La progression de Geralt se fait donc en douceur afin que le joueur ait le temps d'assimiler ses nouvelles possibilités. Autre élément intéressant, si les combos à l'épée ne sont pas plus complexes à réaliser dans le temps, le joueur se rend bien compte des conséquences des nouvelles aptitudes puisque les animations et le rythme des enchaînements changent. Nous n'avons aucune idée du niveau maximal auquel peut prétendre Geralt à la fin de l'aventure, mais une chose est sure : celle-ci est particulièrement longue. CDProjekt a parlé d'une bonne trentaine d'heures pour terminer la trame principale et il ne semble pas loin du compte. Il ne faut pas non plus oublier toutes les quêtes secondaires qui peuvent sans doute doubler cette excellente durée de vie.
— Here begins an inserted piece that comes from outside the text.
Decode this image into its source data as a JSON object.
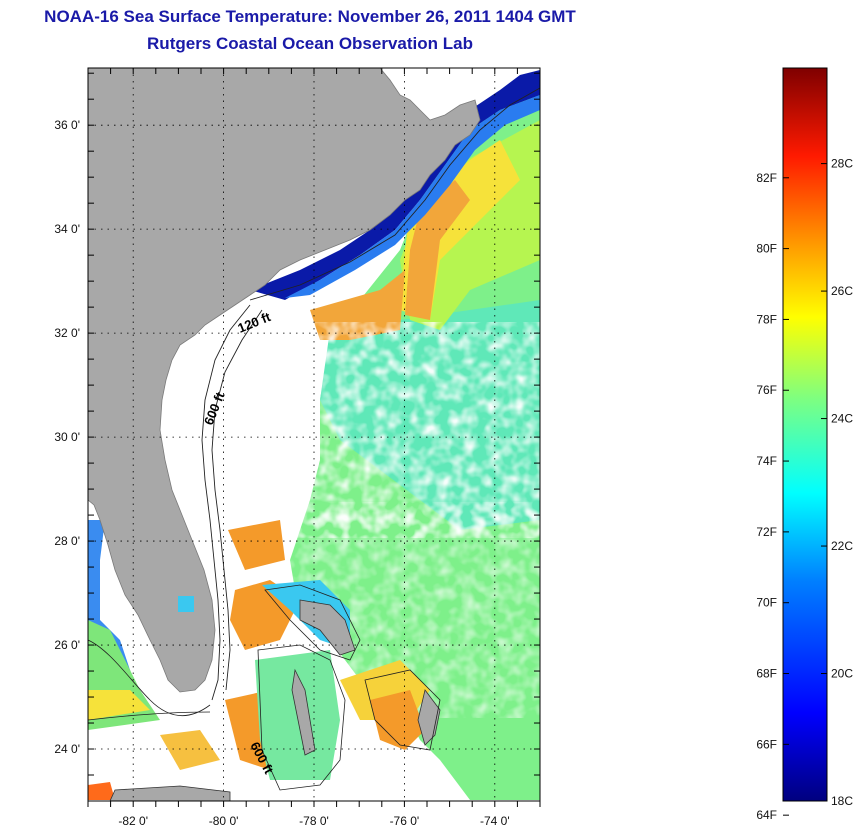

Variété des quêtes, profondeur du scénario, héros moins chevaleresque que de coutume et durée de vie excellente, The Witcher semble réussir le parcours sans faute. En réalité, quelques problèmes plus ou moins gênants viennent se greffer aux légers soucis déjà mentionnés. Il nous faut tout d'abord parler des plantages, certes pas si nombreux, mais suffisamment rageants pour ne pas être passés sous silence : malgré une première mise à jour, The Witcher a encore tendance à retourner au bureau de Windows et le plus souvent quand la dernière sauvegarde date de trois ou quatre heures ! On regrettera aussi d'étranges limitations comme l'impossibilité de sauter ou de se laisser tomber, ce qui nous oblige à quelques détours fort malvenus.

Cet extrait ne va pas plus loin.